Native American women face rates of sexual violence far beyond those experienced by any other race. But when those women live on reservations, their own tribes are restricted in their authority to protect their members. A maze of criminal jurisdiction overlies Indian country, one that depends on the location of the crime, the agreements a particular tribe has with local or federal authorities, the applicable federal jurisdictional statutes, and the offender’s race.

Since Oliphant v. Suquamish Indian Tribe in 1978, tribes have not had criminal jurisdiction over non-Indians who commit crimes on their reservations. Rather, tribes must rely on state or federal law enforcement to investigate and prosecute any crime committed by non-Indians. Congress has chipped away at the prohibition, but the fact remains: in no other place in America is a perpetrator’s race the determining factor in whether they can be prosecuted by the community most impacted by their offense.

This lack of jurisdiction and tribal sovereignty takes on a disturbing tone in the context of sexual violence against women. Congress’s attempts to remedy the endemic issue have been piecemeal, paternalistic, and wholly inadequate. Even though the issue is still on their mind—there are several pieces of pending legislation addressing sexual violence in Indian Country—the most important steps have not been taken.

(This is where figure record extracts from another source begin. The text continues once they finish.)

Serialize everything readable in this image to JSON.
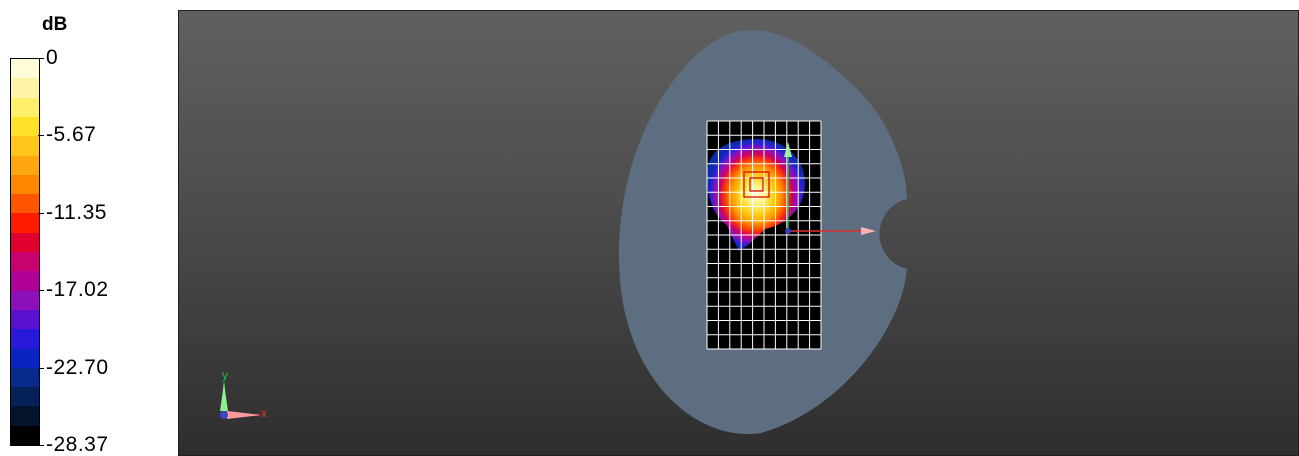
{
  "legend": {
    "unit": "dB",
    "ticks": [
      {
        "label": "0",
        "value": 0
      },
      {
        "label": "-5.67",
        "value": -5.67
      },
      {
        "label": "-11.35",
        "value": -11.35
      },
      {
        "label": "-17.02",
        "value": -17.02
      },
      {
        "label": "-22.70",
        "value": -22.7
      },
      {
        "label": "-28.37",
        "value": -28.37
      }
    ],
    "range": [
      -28.37,
      0
    ],
    "colors": [
      "#fffcd8",
      "#fff5a8",
      "#ffef6a",
      "#ffe12a",
      "#ffc51a",
      "#ffa610",
      "#ff8600",
      "#ff5400",
      "#ff1c00",
      "#e00030",
      "#c80070",
      "#ae0096",
      "#8c10b8",
      "#5a10cc",
      "#2818d8",
      "#0a24c0",
      "#082a8a",
      "#062058",
      "#04142c",
      "#000000"
    ]
  },
  "axes_triad": {
    "x_label": "x",
    "y_label": "y",
    "x_color": "#e03030",
    "y_color": "#22c040"
  },
  "scene": {
    "background_top": "#606060",
    "background_bottom": "#2e2e2e",
    "phantom_color": "#5d6e80",
    "grid_color": "#ffffff",
    "grid_columns": 10,
    "grid_rows": 16
  }
}
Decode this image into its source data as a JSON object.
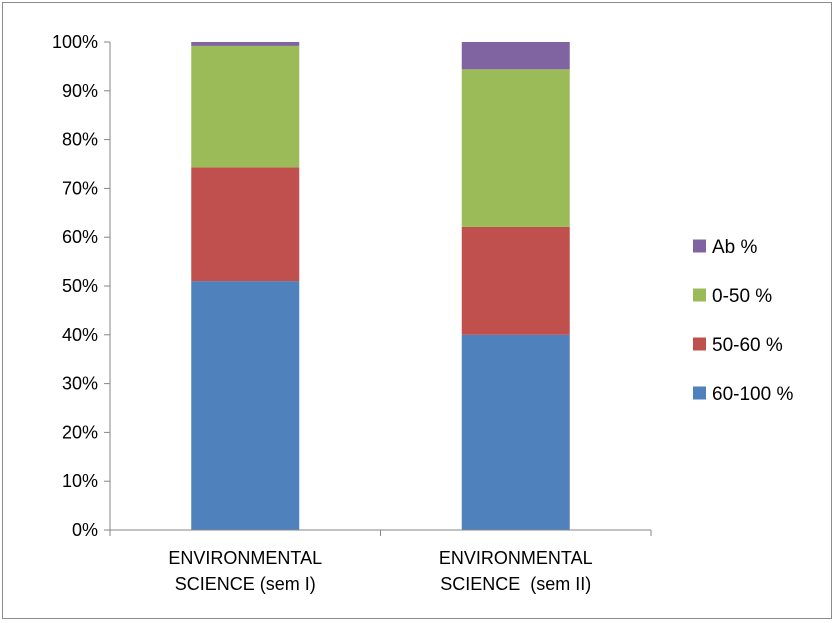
{
  "chart_data": {
    "type": "bar",
    "stacked": true,
    "percent_stacked": true,
    "categories": [
      [
        "ENVIRONMENTAL",
        "SCIENCE (sem I)"
      ],
      [
        "ENVIRONMENTAL",
        "SCIENCE  (sem II)"
      ]
    ],
    "series": [
      {
        "name": "60-100 %",
        "color": "#4F81BD",
        "values": [
          51,
          40
        ]
      },
      {
        "name": "50-60 %",
        "color": "#C0504D",
        "values": [
          23.3,
          22.1
        ]
      },
      {
        "name": "0-50 %",
        "color": "#9BBB59",
        "values": [
          24.9,
          32.3
        ]
      },
      {
        "name": "Ab %",
        "color": "#8064A2",
        "values": [
          0.8,
          5.6
        ]
      }
    ],
    "yticks": [
      "0%",
      "10%",
      "20%",
      "30%",
      "40%",
      "50%",
      "60%",
      "70%",
      "80%",
      "90%",
      "100%"
    ],
    "ylim": [
      0,
      100
    ],
    "legend": {
      "placement": "right",
      "order": [
        "Ab %",
        "0-50 %",
        "50-60 %",
        "60-100 %"
      ]
    },
    "grid": false
  }
}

This Comment explores the jurisdictional backdrop, the most recent enacted legislation to address the issue, and currently pending legislation. It places that jurisdictional framework in the context of Native American communities, describing how tribes’ lack of autonomy exacerbates plights that trace back to early colonialism. Finally, it argues that absent adequate resource allocation, true tribal autonomy, and a return of tribal criminal jurisdiction over non-Indians by overruling Oliphant, tribes will remain treated as second-class in America.